4.2. Campus Connectedness

Pidgeon and coworkers’ [83] study of 206 students from the United States, Australia and Hong Kong finds that campus connectedness (CC) moderated the relationship between perceived depression and stress while having no moderating effect on perceived anxiety and stress. Campus connectedness refers to the social connectedness of the university context, designating a student’s sense of psychological belonging to a college environment [84]. Other researchers [84,85,86] also report students undergoing feelings of psychological dislocation in adapting to a new social environment in university.

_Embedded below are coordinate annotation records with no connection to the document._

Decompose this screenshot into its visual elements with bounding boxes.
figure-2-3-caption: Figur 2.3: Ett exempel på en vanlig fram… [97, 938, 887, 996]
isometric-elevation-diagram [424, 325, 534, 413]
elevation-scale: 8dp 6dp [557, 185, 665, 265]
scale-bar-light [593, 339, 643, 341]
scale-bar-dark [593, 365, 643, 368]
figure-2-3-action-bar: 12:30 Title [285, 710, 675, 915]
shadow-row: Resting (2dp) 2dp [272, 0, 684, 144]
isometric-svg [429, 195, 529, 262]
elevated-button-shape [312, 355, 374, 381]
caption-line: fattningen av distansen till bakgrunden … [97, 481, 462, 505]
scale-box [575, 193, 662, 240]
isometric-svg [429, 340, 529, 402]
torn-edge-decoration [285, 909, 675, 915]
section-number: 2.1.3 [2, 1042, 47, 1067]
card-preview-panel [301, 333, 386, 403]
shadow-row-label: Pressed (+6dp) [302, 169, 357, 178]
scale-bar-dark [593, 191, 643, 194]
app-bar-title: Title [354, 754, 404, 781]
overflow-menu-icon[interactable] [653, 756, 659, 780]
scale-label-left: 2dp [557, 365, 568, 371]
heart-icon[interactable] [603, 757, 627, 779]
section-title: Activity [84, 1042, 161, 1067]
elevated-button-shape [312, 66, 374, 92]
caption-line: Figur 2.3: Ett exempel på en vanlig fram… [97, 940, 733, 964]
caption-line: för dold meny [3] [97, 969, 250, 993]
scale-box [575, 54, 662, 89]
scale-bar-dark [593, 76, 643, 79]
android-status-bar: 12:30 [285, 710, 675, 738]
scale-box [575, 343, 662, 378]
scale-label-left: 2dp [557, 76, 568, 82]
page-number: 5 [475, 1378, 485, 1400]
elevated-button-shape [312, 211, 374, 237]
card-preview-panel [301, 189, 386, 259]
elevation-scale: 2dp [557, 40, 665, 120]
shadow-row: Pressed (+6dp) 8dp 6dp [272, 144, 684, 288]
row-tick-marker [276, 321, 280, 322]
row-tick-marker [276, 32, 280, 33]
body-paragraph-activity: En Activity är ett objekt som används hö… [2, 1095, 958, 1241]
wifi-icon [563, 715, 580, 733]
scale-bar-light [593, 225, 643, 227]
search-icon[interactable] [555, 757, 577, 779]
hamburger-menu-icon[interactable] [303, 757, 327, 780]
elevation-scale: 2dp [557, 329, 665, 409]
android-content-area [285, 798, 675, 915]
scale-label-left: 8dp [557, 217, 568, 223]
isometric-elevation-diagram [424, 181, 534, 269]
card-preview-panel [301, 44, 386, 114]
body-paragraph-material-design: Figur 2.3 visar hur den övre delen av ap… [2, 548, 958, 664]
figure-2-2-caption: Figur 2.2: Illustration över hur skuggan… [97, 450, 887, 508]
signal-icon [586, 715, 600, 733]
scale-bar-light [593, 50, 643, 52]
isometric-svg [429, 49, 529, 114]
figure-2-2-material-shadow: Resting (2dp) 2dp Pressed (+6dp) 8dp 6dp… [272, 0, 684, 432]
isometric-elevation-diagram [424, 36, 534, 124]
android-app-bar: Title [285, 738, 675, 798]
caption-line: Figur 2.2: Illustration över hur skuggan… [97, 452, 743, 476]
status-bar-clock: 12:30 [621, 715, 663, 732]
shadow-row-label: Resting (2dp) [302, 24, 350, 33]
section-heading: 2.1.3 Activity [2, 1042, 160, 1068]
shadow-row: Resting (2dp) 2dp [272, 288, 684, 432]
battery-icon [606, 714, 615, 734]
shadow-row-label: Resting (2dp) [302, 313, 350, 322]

4.3. Mindfulness Meditation

Kang et al. [87] show that mindfulness meditation effectively copes with stress and reduces anxiety among Korean nursing students. Results showed a significant difference in anxiety (F = 6.985, p = 0.013) and stress scores (F = 6.145, p = 0.020) against a control group (n = 20), though not a statistical difference in depression scores. Walach and coworkers’ work [88] on 25 UK college students confirmed a mindfulness meditation-based program on an experiment group (n = 14) reduced depression (z = 2.097, p = 0.04), anxiety (z = −2.777, p = 0.005) and perceived stress (z = 2.356, p = 0.02). Gallego et al. [89] endorse Kang’s and Walach’s findings in recommending physical and mindfulness exercises as a means of reducing manifestations of anxiety and stress among junior year students.

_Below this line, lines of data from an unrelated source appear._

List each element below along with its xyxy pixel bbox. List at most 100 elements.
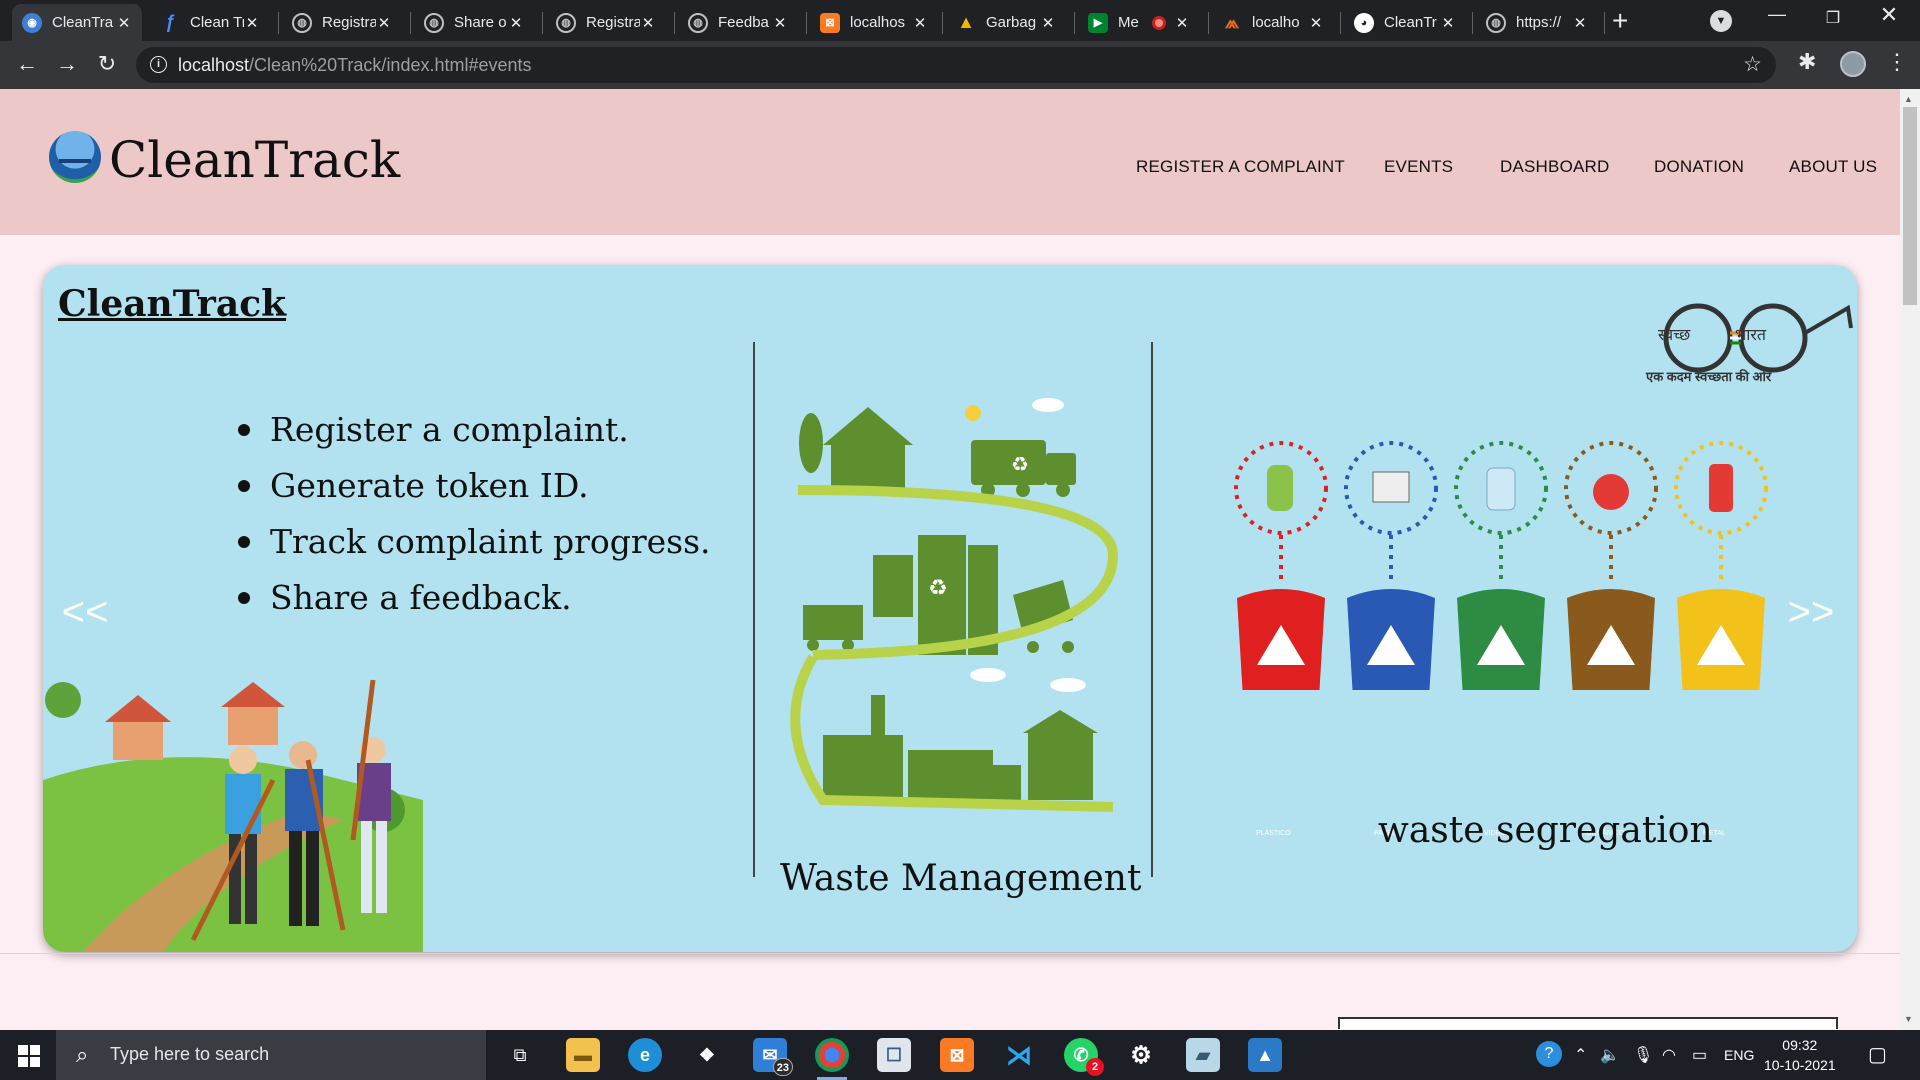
globe-icon: ◍ bbox=[424, 12, 444, 33]
app-icon[interactable]: ☐ bbox=[877, 1038, 911, 1072]
address-bar[interactable]: i localhost/Clean%20Track/index.html#eve… bbox=[136, 47, 1776, 83]
dropbox-icon[interactable]: ❖ bbox=[690, 1038, 724, 1072]
close-tab-icon[interactable]: ✕ bbox=[1440, 14, 1456, 32]
scroll-up-arrow-icon[interactable]: ▲ bbox=[1904, 94, 1913, 104]
minimize-icon[interactable]: — bbox=[1762, 4, 1792, 25]
tab-title: Registra bbox=[586, 14, 640, 31]
windows-start-icon[interactable] bbox=[18, 1045, 40, 1067]
nav-about-us[interactable]: ABOUT US bbox=[1789, 157, 1877, 177]
xampp-icon: ⊠ bbox=[820, 12, 840, 33]
close-tab-icon[interactable]: ✕ bbox=[640, 14, 656, 32]
browser-menu-icon[interactable]: ⋮ bbox=[1886, 49, 1908, 75]
show-hidden-icons-chevron-icon[interactable]: ⌃ bbox=[1574, 1045, 1587, 1065]
close-window-icon[interactable]: ✕ bbox=[1874, 2, 1904, 28]
taskbar-search-box[interactable]: ⌕ Type here to search bbox=[56, 1030, 486, 1080]
tab-https[interactable]: ◍ https:// ✕ bbox=[1476, 4, 1598, 41]
tab-garbage-drive[interactable]: ▲ Garbag ✕ bbox=[946, 4, 1066, 41]
site-info-icon[interactable]: i bbox=[150, 56, 167, 73]
task-view-icon[interactable]: ⧉ bbox=[503, 1038, 537, 1072]
tab-google-meet[interactable]: ▶ Me ✕ bbox=[1078, 4, 1200, 41]
nav-dashboard[interactable]: DASHBOARD bbox=[1500, 157, 1610, 177]
svg-text:♻: ♻ bbox=[1011, 452, 1029, 476]
tab-separator bbox=[806, 12, 807, 34]
forward-arrow-icon[interactable]: → bbox=[52, 51, 82, 77]
tab-registration-1[interactable]: ◍ Registra ✕ bbox=[282, 4, 402, 41]
next-section-card bbox=[1338, 1017, 1838, 1029]
scrollbar-thumb[interactable] bbox=[1903, 107, 1917, 305]
scroll-down-arrow-icon[interactable]: ▼ bbox=[1904, 1014, 1913, 1024]
tab-separator bbox=[1074, 12, 1075, 34]
tab-registration-2[interactable]: ◍ Registra ✕ bbox=[546, 4, 666, 41]
carousel-next-arrow[interactable]: >> bbox=[1781, 590, 1841, 635]
mail-icon[interactable]: ✉ 23 bbox=[753, 1038, 793, 1076]
tab-localhost-xampp[interactable]: ⊠ localhos ✕ bbox=[810, 4, 938, 41]
tab-feedback[interactable]: ◍ Feedba ✕ bbox=[678, 4, 798, 41]
tab-title: Feedba bbox=[718, 14, 769, 31]
close-tab-icon[interactable]: ✕ bbox=[772, 14, 788, 32]
brand-name[interactable]: CleanTrack bbox=[109, 131, 400, 189]
settings-gear-icon[interactable]: ⚙ bbox=[1124, 1038, 1158, 1072]
tab-separator bbox=[542, 12, 543, 34]
tab-share[interactable]: ◍ Share o ✕ bbox=[414, 4, 534, 41]
tab-localhost-matlab[interactable]: ⩕ localho ✕ bbox=[1212, 4, 1334, 41]
wifi-icon[interactable]: ◠ bbox=[1662, 1045, 1676, 1065]
tab-title: CleanTra bbox=[52, 14, 114, 31]
nav-donation[interactable]: DONATION bbox=[1654, 157, 1744, 177]
tab-cleantrack-active[interactable]: ◉ CleanTra ✕ bbox=[12, 4, 142, 41]
tab-separator bbox=[1472, 12, 1473, 34]
reload-icon[interactable]: ↻ bbox=[92, 51, 122, 77]
windows-taskbar: ⌕ Type here to search ⧉ ▬ e ❖ ✉ 23 ☐ ⊠ ⋊ … bbox=[0, 1030, 1920, 1080]
xampp-icon[interactable]: ⊠ bbox=[940, 1038, 974, 1072]
photos-icon[interactable]: ▲ bbox=[1248, 1038, 1282, 1072]
close-tab-icon[interactable]: ✕ bbox=[912, 14, 928, 32]
close-tab-icon[interactable]: ✕ bbox=[116, 14, 132, 32]
bookmark-star-icon[interactable]: ☆ bbox=[1743, 52, 1762, 77]
close-tab-icon[interactable]: ✕ bbox=[1040, 14, 1056, 32]
close-tab-icon[interactable]: ✕ bbox=[508, 14, 524, 32]
extensions-puzzle-icon[interactable]: ✱ bbox=[1798, 49, 1816, 75]
cleantrack-logo-icon[interactable] bbox=[49, 131, 101, 183]
search-placeholder: Type here to search bbox=[110, 1044, 270, 1064]
tab-title: https:// bbox=[1516, 14, 1562, 31]
speaker-icon[interactable]: 🔈 bbox=[1600, 1045, 1620, 1065]
hero-title: CleanTrack bbox=[58, 283, 287, 325]
clock-date: 10-10-2021 bbox=[1764, 1057, 1836, 1073]
input-language[interactable]: ENG bbox=[1724, 1047, 1754, 1063]
tab-separator bbox=[1340, 12, 1341, 34]
nav-register-complaint[interactable]: REGISTER A COMPLAINT bbox=[1136, 157, 1345, 177]
swachh-left-text: स्वच्छ bbox=[1658, 327, 1691, 344]
notifications-icon[interactable]: ▢ bbox=[1868, 1042, 1887, 1067]
nav-events[interactable]: EVENTS bbox=[1384, 157, 1453, 177]
notepad-icon[interactable]: ▰ bbox=[1186, 1038, 1220, 1072]
back-arrow-icon[interactable]: ← bbox=[12, 51, 42, 77]
close-tab-icon[interactable]: ✕ bbox=[1174, 14, 1190, 32]
tab-separator bbox=[674, 12, 675, 34]
microphone-icon[interactable]: 🎙 bbox=[1633, 1045, 1653, 1065]
globe-icon: ◍ bbox=[556, 12, 576, 33]
feature-item: Register a complaint. bbox=[238, 410, 711, 466]
carousel-prev-arrow[interactable]: << bbox=[55, 590, 115, 635]
tab-github-cleantrack[interactable]: ◕ CleanTr ✕ bbox=[1344, 4, 1466, 41]
battery-icon[interactable]: ▭ bbox=[1692, 1045, 1707, 1065]
profile-avatar[interactable] bbox=[1840, 51, 1866, 77]
chrome-icon[interactable] bbox=[815, 1038, 849, 1080]
whatsapp-icon[interactable]: ✆ 2 bbox=[1064, 1038, 1104, 1076]
file-explorer-icon[interactable]: ▬ bbox=[566, 1038, 600, 1072]
github-icon: ◕ bbox=[1354, 12, 1374, 33]
taskbar-clock[interactable]: 09:32 10-10-2021 bbox=[1764, 1035, 1836, 1075]
globe-icon: ◍ bbox=[688, 12, 708, 33]
tab-search-chevron-icon[interactable]: ▼ bbox=[1710, 10, 1732, 32]
close-tab-icon[interactable]: ✕ bbox=[244, 14, 260, 32]
close-tab-icon[interactable]: ✕ bbox=[376, 14, 392, 32]
restore-window-icon[interactable]: ❐ bbox=[1818, 8, 1848, 28]
new-tab-plus-icon[interactable]: + bbox=[1612, 5, 1628, 37]
edge-browser-icon[interactable]: e bbox=[628, 1038, 662, 1072]
tab-clean-track[interactable]: ƒ Clean Tr ✕ bbox=[150, 4, 270, 41]
url-text[interactable]: localhost/Clean%20Track/index.html#event… bbox=[178, 55, 532, 76]
close-tab-icon[interactable]: ✕ bbox=[1572, 14, 1588, 32]
tab-separator bbox=[942, 12, 943, 34]
vscode-icon[interactable]: ⋊ bbox=[1002, 1038, 1036, 1072]
help-icon[interactable]: ? bbox=[1536, 1041, 1562, 1067]
close-tab-icon[interactable]: ✕ bbox=[1308, 14, 1324, 32]
section-divider bbox=[0, 953, 1900, 954]
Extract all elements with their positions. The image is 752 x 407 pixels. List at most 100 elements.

4.4. Multimedia Interactive Health-Promoting Platform

Interactive multimedia environments may provide a health-promoting platform offering undergraduates opportunities to learn experientially [90]. Jin’s study [91] of 60 American students looked at the effect of incorporating a virtual agent in a computer-aided “entertainment” program, finding that a group taking interactive tests through a virtual agent (the treatment group) enjoyed them more (t = 2.25, p < 0.05) and found them more educationally valuable than a group taught conventionally (t = 2.31, p < 0.05). Entertainment-education may also lower stress among students.

5. Conclusions

Our study has identified significant predictors of psychosocial disturbance in Hong Kong nursing students. Risk factors include socio-demographic characteristics like age, year of study, the incidence of any family relationship crisis, financial difficulties, and self-perceived mental health; lifestyle factors, such as exercise, lack of time for leisure and quiet time, sleep problems; and work-related factors, including clinical specialty. Lifestyle factors emerged as significant contributors to poor mental health among nursing students. The implication is that nursing students should make therapeutic lifestyle changes to ensure a good study-life balance and to safeguard their personal well-being. In replications of our study findings, in-depth focus group interviews may be helpful in disentangling the causal relationships we hypothesize between psychiatric symptoms and personal and professional factors. Campus health services can then make a start in formulating effective mental health promoting strategies to maintain the wellbeing of baccalaureate students’ mental health.